Whether it is a spacious 3-4 BHK or a studio apartment, chances are your dog won’t have enough space to burn all that energy. It’s highly important that you take him on daily walks, play fetch throughout the day and frequent dog parks or other enclosed areas so he has an opportunity to run off his leash. Aim for off-leash exercise everyday. This way your dog can burn his or her energy and have a peaceful sleep and not have the “Zoomies” every 30 minutes. Another plus point is, you get out yourself for some exercise along with your dog. Good for you!

 

Toys and entertainment:

Photo by – Samia Liamani on Unsplash
Dogs require a constant source of physical and mental entertainment to keep them busy. Investing in toys of such kind will take a huge weight off your shoulders as your dog will be busy with the toys and not demand much attention from you. Give the dog a plethora of toys that he can access at any time, and fill it with all kinds of chewing toys, Kongs, squeaky toys, treat dispensers etc.

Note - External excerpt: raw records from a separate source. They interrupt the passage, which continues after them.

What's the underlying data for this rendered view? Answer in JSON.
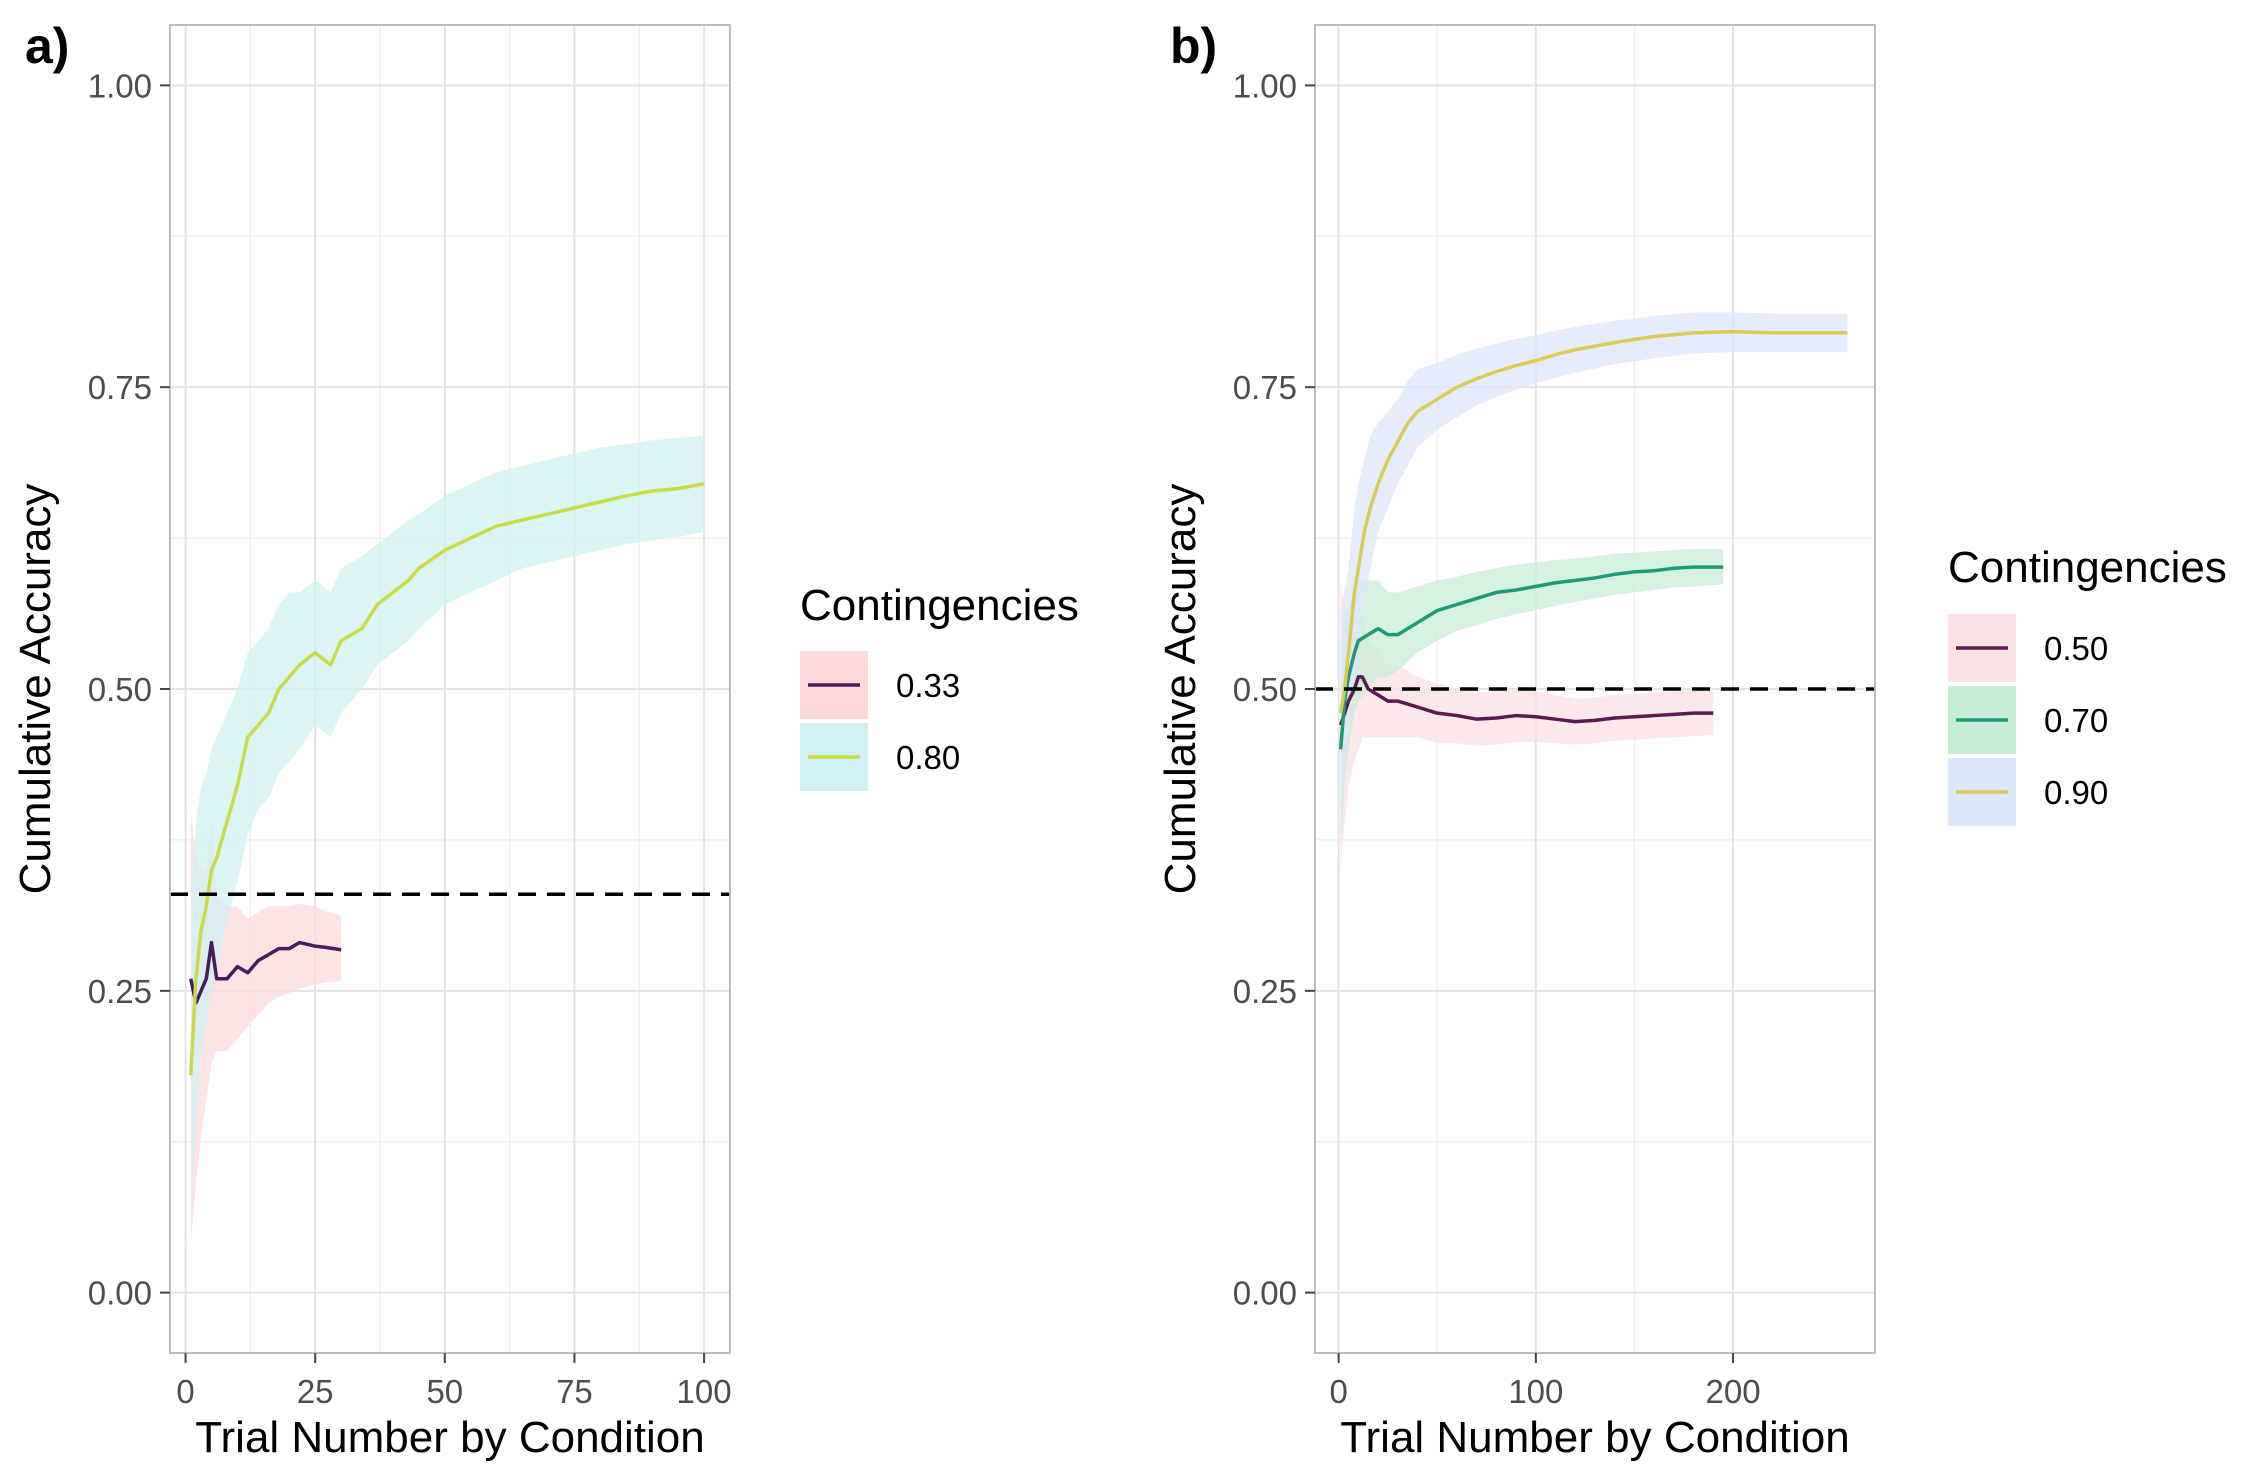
{
  "chart_data": [
    {
      "type": "line",
      "panel_label": "a)",
      "xlabel": "Trial Number by Condition",
      "ylabel": "Cumulative Accuracy",
      "xlim": [
        -3,
        105
      ],
      "ylim": [
        -0.05,
        1.05
      ],
      "xticks": [
        0,
        25,
        50,
        75,
        100
      ],
      "xtick_labels": [
        "0",
        "25",
        "50",
        "75",
        "100"
      ],
      "yticks": [
        0,
        0.25,
        0.5,
        0.75,
        1.0
      ],
      "ytick_labels": [
        "0.00",
        "0.25",
        "0.50",
        "0.75",
        "1.00"
      ],
      "grid": true,
      "reference_line": {
        "y": 0.33,
        "style": "dashed"
      },
      "legend": {
        "title": "Contingencies",
        "position": "right"
      },
      "series": [
        {
          "name": "0.33",
          "color": "#4a1a5c",
          "ribbon_color": "#fdd9dc",
          "x": [
            1,
            2,
            3,
            4,
            5,
            6,
            8,
            10,
            12,
            14,
            16,
            18,
            20,
            22,
            25,
            27,
            30
          ],
          "y": [
            0.26,
            0.24,
            0.25,
            0.26,
            0.29,
            0.26,
            0.26,
            0.27,
            0.265,
            0.275,
            0.28,
            0.285,
            0.285,
            0.29,
            0.287,
            0.286,
            0.284
          ],
          "lower": [
            0.04,
            0.09,
            0.13,
            0.16,
            0.19,
            0.2,
            0.2,
            0.21,
            0.22,
            0.23,
            0.24,
            0.245,
            0.248,
            0.252,
            0.255,
            0.257,
            0.258
          ],
          "upper": [
            0.4,
            0.36,
            0.35,
            0.35,
            0.39,
            0.33,
            0.32,
            0.32,
            0.31,
            0.315,
            0.32,
            0.32,
            0.32,
            0.322,
            0.32,
            0.316,
            0.312
          ]
        },
        {
          "name": "0.80",
          "color": "#c9dc45",
          "ribbon_color": "#cff1f1",
          "x": [
            1,
            2,
            3,
            4,
            5,
            6,
            8,
            10,
            12,
            14,
            16,
            18,
            20,
            22,
            25,
            28,
            30,
            34,
            37,
            40,
            43,
            45,
            50,
            55,
            60,
            65,
            70,
            75,
            80,
            85,
            90,
            95,
            100
          ],
          "y": [
            0.18,
            0.26,
            0.3,
            0.32,
            0.35,
            0.36,
            0.39,
            0.42,
            0.46,
            0.47,
            0.48,
            0.5,
            0.51,
            0.52,
            0.53,
            0.52,
            0.54,
            0.55,
            0.57,
            0.58,
            0.59,
            0.6,
            0.615,
            0.625,
            0.635,
            0.64,
            0.645,
            0.65,
            0.655,
            0.66,
            0.664,
            0.666,
            0.67
          ],
          "lower": [
            0.05,
            0.14,
            0.2,
            0.22,
            0.25,
            0.27,
            0.31,
            0.34,
            0.38,
            0.4,
            0.41,
            0.43,
            0.44,
            0.45,
            0.47,
            0.46,
            0.48,
            0.5,
            0.52,
            0.53,
            0.54,
            0.55,
            0.57,
            0.58,
            0.59,
            0.6,
            0.605,
            0.61,
            0.615,
            0.62,
            0.623,
            0.626,
            0.63
          ],
          "upper": [
            0.32,
            0.39,
            0.42,
            0.43,
            0.45,
            0.46,
            0.48,
            0.5,
            0.53,
            0.54,
            0.55,
            0.57,
            0.58,
            0.58,
            0.59,
            0.58,
            0.6,
            0.61,
            0.62,
            0.63,
            0.64,
            0.645,
            0.66,
            0.67,
            0.68,
            0.685,
            0.69,
            0.695,
            0.7,
            0.703,
            0.706,
            0.708,
            0.71
          ]
        }
      ]
    },
    {
      "type": "line",
      "panel_label": "b)",
      "xlabel": "Trial Number by Condition",
      "ylabel": "Cumulative Accuracy",
      "xlim": [
        -12,
        272
      ],
      "ylim": [
        -0.05,
        1.05
      ],
      "xticks": [
        0,
        100,
        200
      ],
      "xtick_labels": [
        "0",
        "100",
        "200"
      ],
      "yticks": [
        0,
        0.25,
        0.5,
        0.75,
        1.0
      ],
      "ytick_labels": [
        "0.00",
        "0.25",
        "0.50",
        "0.75",
        "1.00"
      ],
      "grid": true,
      "reference_line": {
        "y": 0.5,
        "style": "dashed"
      },
      "legend": {
        "title": "Contingencies",
        "position": "right"
      },
      "series": [
        {
          "name": "0.50",
          "color": "#5c1a4e",
          "ribbon_color": "#fbe0e4",
          "x": [
            1,
            3,
            5,
            8,
            10,
            12,
            15,
            20,
            25,
            30,
            40,
            50,
            60,
            70,
            80,
            90,
            100,
            110,
            120,
            130,
            140,
            150,
            160,
            170,
            180,
            190
          ],
          "y": [
            0.47,
            0.48,
            0.49,
            0.5,
            0.51,
            0.51,
            0.5,
            0.495,
            0.49,
            0.49,
            0.485,
            0.48,
            0.478,
            0.475,
            0.476,
            0.478,
            0.477,
            0.475,
            0.473,
            0.474,
            0.476,
            0.477,
            0.478,
            0.479,
            0.48,
            0.48
          ],
          "lower": [
            0.35,
            0.39,
            0.42,
            0.44,
            0.45,
            0.46,
            0.46,
            0.46,
            0.46,
            0.46,
            0.46,
            0.455,
            0.455,
            0.453,
            0.454,
            0.456,
            0.456,
            0.455,
            0.454,
            0.455,
            0.457,
            0.458,
            0.459,
            0.46,
            0.461,
            0.462
          ],
          "upper": [
            0.59,
            0.57,
            0.56,
            0.56,
            0.56,
            0.56,
            0.54,
            0.53,
            0.52,
            0.52,
            0.51,
            0.505,
            0.5,
            0.497,
            0.498,
            0.5,
            0.498,
            0.495,
            0.492,
            0.493,
            0.495,
            0.496,
            0.497,
            0.498,
            0.499,
            0.498
          ]
        },
        {
          "name": "0.70",
          "color": "#1e9a75",
          "ribbon_color": "#c8ecd6",
          "x": [
            1,
            3,
            5,
            8,
            10,
            15,
            20,
            25,
            30,
            40,
            50,
            60,
            70,
            80,
            90,
            100,
            110,
            120,
            130,
            140,
            150,
            160,
            170,
            180,
            190,
            195
          ],
          "y": [
            0.45,
            0.49,
            0.51,
            0.53,
            0.54,
            0.545,
            0.55,
            0.545,
            0.545,
            0.555,
            0.565,
            0.57,
            0.575,
            0.58,
            0.582,
            0.585,
            0.588,
            0.59,
            0.592,
            0.595,
            0.597,
            0.598,
            0.6,
            0.601,
            0.601,
            0.601
          ],
          "lower": [
            0.37,
            0.42,
            0.45,
            0.48,
            0.49,
            0.5,
            0.51,
            0.51,
            0.515,
            0.53,
            0.54,
            0.548,
            0.553,
            0.558,
            0.562,
            0.565,
            0.569,
            0.572,
            0.575,
            0.578,
            0.58,
            0.582,
            0.584,
            0.585,
            0.586,
            0.587
          ],
          "upper": [
            0.54,
            0.56,
            0.57,
            0.58,
            0.59,
            0.59,
            0.59,
            0.58,
            0.58,
            0.585,
            0.59,
            0.593,
            0.597,
            0.6,
            0.603,
            0.605,
            0.607,
            0.608,
            0.61,
            0.612,
            0.613,
            0.614,
            0.615,
            0.616,
            0.616,
            0.616
          ]
        },
        {
          "name": "0.90",
          "color": "#d8cc55",
          "ribbon_color": "#dee6fa",
          "x": [
            1,
            3,
            5,
            8,
            10,
            13,
            16,
            20,
            25,
            30,
            35,
            40,
            50,
            60,
            70,
            80,
            90,
            100,
            110,
            120,
            140,
            160,
            180,
            200,
            220,
            240,
            258
          ],
          "y": [
            0.48,
            0.5,
            0.53,
            0.58,
            0.6,
            0.63,
            0.65,
            0.67,
            0.69,
            0.705,
            0.72,
            0.73,
            0.74,
            0.75,
            0.757,
            0.763,
            0.768,
            0.772,
            0.777,
            0.781,
            0.787,
            0.792,
            0.795,
            0.796,
            0.795,
            0.795,
            0.795
          ],
          "lower": [
            0.4,
            0.43,
            0.46,
            0.51,
            0.54,
            0.57,
            0.6,
            0.63,
            0.65,
            0.67,
            0.685,
            0.7,
            0.715,
            0.725,
            0.735,
            0.742,
            0.748,
            0.753,
            0.758,
            0.762,
            0.769,
            0.774,
            0.778,
            0.779,
            0.779,
            0.779,
            0.779
          ],
          "upper": [
            0.56,
            0.58,
            0.6,
            0.65,
            0.67,
            0.69,
            0.71,
            0.72,
            0.73,
            0.74,
            0.755,
            0.765,
            0.77,
            0.777,
            0.782,
            0.786,
            0.79,
            0.793,
            0.797,
            0.8,
            0.805,
            0.809,
            0.812,
            0.812,
            0.811,
            0.811,
            0.811
          ]
        }
      ]
    }
  ]
}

The more things he has to keep himself busy, the less likely you are to come home to your wooden chair missing a leg or floor missing patches of carpet. 

 

Doggy space:
You need to optimize your apartment to suit the furry buddy you got in. Make sure he also knows which is his space as dogs find it easier to relax and wind down if they have their own space, so make your dog has his own little corner in your apartment. A dog bed, a few toys, and food and water bowls to be placed in his corner to give him a place to retreat when he needs a break. Keep furniture as close to the wall as possible, mount the TV and leave open pathways to each room so he can have ample roaming space. Squeeze the dogs bed into tight areas so it isn’t sitting out in the open. Doing so will also lower the risk of your dog barking his head off while you are away. 

 

Grooming and vet visits:
Grooming your dog daily will reduce the spread of hair all over your apartment during the dreaded shedding season. Plus your pooch will love being scratched all over with a nice hard comb. Most apartment complexes have a shared outdoor space. If other people and animals are using the common areas, your dog should be up to date on vaccinations and parasite preventatives. Also, if someone ever by chance accuses your dog of biting them, your vaccine records should be up to date.

 

Potty training and routine:

Balconies and bathrooms are a good place to train your pooch to relieve himself as that is not someplace which cannot be washed easily. However, this should only be there as a back-up since your dog should be trained to relieve himself on his walks. Apart from potty training, general training to sit, give paw, etc are a good way to gain authority over your dog. 

 

Hoping you and your pooch have a great time living together!